Palo Alto bleeds aimlessness in a lot of good ways. In the tradition of Dazed and Confused and The Last Picture Show, Gia Coppola's directorial debut lands us knee deep in the ennui of a self-contained society of small town teens, daring us to dive right into a neon cesspool vacant of hope or self-actualization. Keeping in step with the mentioned films, Palo Alto is far less interested in telling a story than it is in painting a picture. The spectacle that results is beautiful, piercing, and - quite definitely - Coppolian. But it hits some difficulty when it tries to move beyond its frame.
Adapted from the short stories of at-least-he's-always-interesting James Franco (who is featured in the movie as a sneakily lecherous soccer coach), Palo Alto tags us to the corroded souls of a gaggle of misguided high schoolers in suburban Central California. Emma Roberts is the ostensible lead; her April is a sullen young woman whose chief character trait is sympathetic disillusionment. Her paths cross here and there with Mr. B (Franco) and likewise wayfaring classmate Teddy (Jack Kilmer - son of Val, who has a brief part in the film as the space cadet stepfather to Roberts), who is lightyears away from appreciating the gravity in his drunk driving episode and subsequent community service.

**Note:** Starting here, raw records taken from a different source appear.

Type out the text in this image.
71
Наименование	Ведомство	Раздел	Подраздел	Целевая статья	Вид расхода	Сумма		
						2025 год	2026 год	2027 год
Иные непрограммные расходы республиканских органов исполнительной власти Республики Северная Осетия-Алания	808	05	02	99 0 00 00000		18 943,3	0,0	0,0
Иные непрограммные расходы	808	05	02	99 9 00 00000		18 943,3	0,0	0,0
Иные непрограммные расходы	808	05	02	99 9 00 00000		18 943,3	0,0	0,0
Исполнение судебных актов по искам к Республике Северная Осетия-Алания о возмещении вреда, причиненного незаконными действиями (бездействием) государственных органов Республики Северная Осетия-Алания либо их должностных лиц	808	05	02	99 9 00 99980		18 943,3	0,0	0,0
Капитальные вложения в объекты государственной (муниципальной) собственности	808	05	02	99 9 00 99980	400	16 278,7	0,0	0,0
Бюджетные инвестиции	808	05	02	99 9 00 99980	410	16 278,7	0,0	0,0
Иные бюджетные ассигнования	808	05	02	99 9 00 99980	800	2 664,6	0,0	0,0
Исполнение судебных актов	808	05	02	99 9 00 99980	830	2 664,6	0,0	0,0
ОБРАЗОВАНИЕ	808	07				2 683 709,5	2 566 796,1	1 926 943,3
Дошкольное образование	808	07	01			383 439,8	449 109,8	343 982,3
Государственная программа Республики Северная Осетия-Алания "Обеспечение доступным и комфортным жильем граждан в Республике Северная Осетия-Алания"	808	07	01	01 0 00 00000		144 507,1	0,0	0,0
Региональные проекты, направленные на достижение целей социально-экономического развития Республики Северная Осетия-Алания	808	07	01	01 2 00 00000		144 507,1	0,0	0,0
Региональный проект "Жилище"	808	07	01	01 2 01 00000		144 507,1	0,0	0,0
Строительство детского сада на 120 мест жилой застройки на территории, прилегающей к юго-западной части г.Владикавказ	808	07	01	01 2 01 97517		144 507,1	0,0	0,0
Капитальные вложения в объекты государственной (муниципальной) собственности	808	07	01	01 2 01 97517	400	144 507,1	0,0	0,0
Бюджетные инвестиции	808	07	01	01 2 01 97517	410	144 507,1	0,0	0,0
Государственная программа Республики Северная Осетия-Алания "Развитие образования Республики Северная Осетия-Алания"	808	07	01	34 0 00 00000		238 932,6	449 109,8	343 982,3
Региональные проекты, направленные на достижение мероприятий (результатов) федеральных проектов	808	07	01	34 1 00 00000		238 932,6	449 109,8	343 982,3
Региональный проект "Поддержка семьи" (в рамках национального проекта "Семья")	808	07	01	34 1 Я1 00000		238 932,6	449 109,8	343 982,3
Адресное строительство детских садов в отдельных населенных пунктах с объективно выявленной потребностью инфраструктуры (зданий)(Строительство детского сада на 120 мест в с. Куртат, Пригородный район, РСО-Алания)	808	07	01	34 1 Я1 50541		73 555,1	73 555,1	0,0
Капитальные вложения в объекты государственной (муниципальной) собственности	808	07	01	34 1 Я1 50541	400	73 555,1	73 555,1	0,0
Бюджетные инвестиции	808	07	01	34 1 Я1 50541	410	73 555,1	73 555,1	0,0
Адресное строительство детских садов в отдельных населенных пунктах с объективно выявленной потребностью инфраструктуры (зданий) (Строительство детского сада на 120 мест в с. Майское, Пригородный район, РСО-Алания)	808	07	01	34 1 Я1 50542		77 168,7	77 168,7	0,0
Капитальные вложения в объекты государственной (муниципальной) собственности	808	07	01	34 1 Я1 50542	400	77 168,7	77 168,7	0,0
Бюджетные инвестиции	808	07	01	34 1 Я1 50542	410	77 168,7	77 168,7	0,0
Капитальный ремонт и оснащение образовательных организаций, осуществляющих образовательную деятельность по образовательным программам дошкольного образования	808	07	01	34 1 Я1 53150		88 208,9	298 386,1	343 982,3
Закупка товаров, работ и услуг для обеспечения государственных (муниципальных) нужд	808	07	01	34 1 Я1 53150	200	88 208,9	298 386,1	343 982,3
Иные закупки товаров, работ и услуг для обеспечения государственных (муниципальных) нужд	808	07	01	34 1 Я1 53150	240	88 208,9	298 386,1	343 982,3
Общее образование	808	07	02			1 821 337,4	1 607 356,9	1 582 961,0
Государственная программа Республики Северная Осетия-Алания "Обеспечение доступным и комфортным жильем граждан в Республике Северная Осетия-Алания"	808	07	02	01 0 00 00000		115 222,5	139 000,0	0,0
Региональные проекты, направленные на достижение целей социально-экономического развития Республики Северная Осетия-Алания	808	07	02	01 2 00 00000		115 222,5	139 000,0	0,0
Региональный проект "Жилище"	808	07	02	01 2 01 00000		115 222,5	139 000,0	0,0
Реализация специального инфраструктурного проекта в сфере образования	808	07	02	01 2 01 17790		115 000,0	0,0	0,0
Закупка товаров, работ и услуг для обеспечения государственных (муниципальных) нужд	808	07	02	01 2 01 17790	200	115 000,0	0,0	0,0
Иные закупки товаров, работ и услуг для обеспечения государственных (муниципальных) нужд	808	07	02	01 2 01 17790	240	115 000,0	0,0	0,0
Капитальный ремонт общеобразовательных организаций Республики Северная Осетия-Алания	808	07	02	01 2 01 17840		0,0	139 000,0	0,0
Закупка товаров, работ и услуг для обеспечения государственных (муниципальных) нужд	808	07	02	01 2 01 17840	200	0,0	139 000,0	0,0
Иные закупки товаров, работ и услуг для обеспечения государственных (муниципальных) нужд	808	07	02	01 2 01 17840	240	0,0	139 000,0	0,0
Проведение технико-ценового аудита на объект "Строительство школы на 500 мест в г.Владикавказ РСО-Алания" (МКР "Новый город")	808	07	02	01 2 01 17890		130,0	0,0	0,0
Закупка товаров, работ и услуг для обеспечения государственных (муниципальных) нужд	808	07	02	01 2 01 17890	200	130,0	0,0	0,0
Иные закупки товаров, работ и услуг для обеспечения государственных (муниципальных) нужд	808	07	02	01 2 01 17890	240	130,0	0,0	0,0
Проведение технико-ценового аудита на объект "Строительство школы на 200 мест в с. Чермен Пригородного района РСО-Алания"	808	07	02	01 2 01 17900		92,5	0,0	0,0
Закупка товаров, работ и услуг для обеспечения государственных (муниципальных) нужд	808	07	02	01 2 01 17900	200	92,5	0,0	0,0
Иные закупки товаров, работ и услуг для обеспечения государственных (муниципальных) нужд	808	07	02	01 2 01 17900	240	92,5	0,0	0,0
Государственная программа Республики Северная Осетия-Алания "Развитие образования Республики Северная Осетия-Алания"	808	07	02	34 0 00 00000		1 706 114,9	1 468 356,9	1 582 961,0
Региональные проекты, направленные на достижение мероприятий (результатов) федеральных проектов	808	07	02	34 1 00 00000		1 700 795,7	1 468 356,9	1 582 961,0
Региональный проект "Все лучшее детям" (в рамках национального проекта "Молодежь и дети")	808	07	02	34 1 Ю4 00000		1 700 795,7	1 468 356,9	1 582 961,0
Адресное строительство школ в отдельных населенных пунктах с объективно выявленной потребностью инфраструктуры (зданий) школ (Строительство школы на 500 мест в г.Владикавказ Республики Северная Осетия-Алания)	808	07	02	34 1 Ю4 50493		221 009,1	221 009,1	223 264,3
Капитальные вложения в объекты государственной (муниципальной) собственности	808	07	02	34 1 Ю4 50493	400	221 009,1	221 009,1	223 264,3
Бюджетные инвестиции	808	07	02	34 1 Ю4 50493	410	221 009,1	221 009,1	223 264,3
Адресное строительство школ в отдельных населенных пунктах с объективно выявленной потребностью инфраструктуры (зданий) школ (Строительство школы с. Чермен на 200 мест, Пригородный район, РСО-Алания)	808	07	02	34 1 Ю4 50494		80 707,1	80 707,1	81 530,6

The highlight of the bunch is Teddy's pal Fred, a compulsively obnoxious clown who The Naked Brothers Band's Nat Wolff stuffs with palpable agony and confusion. Buried inside of him, April, Teddy, and the scattered secondary players who work to identify the core of the proper main character - Palo Alto itself - lives our story, never progressing in any direction thereon out. The film is a snapshot of the pangs, frustrations, misgivings, malfeasances, and so on of the kids, adults, and neighborhood in question. In this form, it glows.
But Palo Alto tries to drive its story forward, yanking April, Teddy, and Fred out from the stronghold of their communal desperation and throwing them into the beyond. It's this forward motion that brings our attention to the delicate seams of the film, its unpreparedness in handling the story as much more than a lasting glimpse. We feel the elements slipping away from Coppola as she attempts to set them on a motive course for the first time in the third act, and so we have a tough time staying adhered as we once were to the characters - the falter is doubled by the fact that this emancipation comes at the intended peak of their emotional journeys.
Although the film might leave off dabbling in undeveloped turns - feeling frayed, uneven, and incomplete (I suppose it's hard to insist that such qualities are inappropriate for the story at hand) - it spends the lion's share of its time in a remarkable establishment: a portrait as lifelike as it is dreamy and as funny as it is haunting. It might lose its balance when it grabs for agency, but it offers an image very much worthy of our eyes.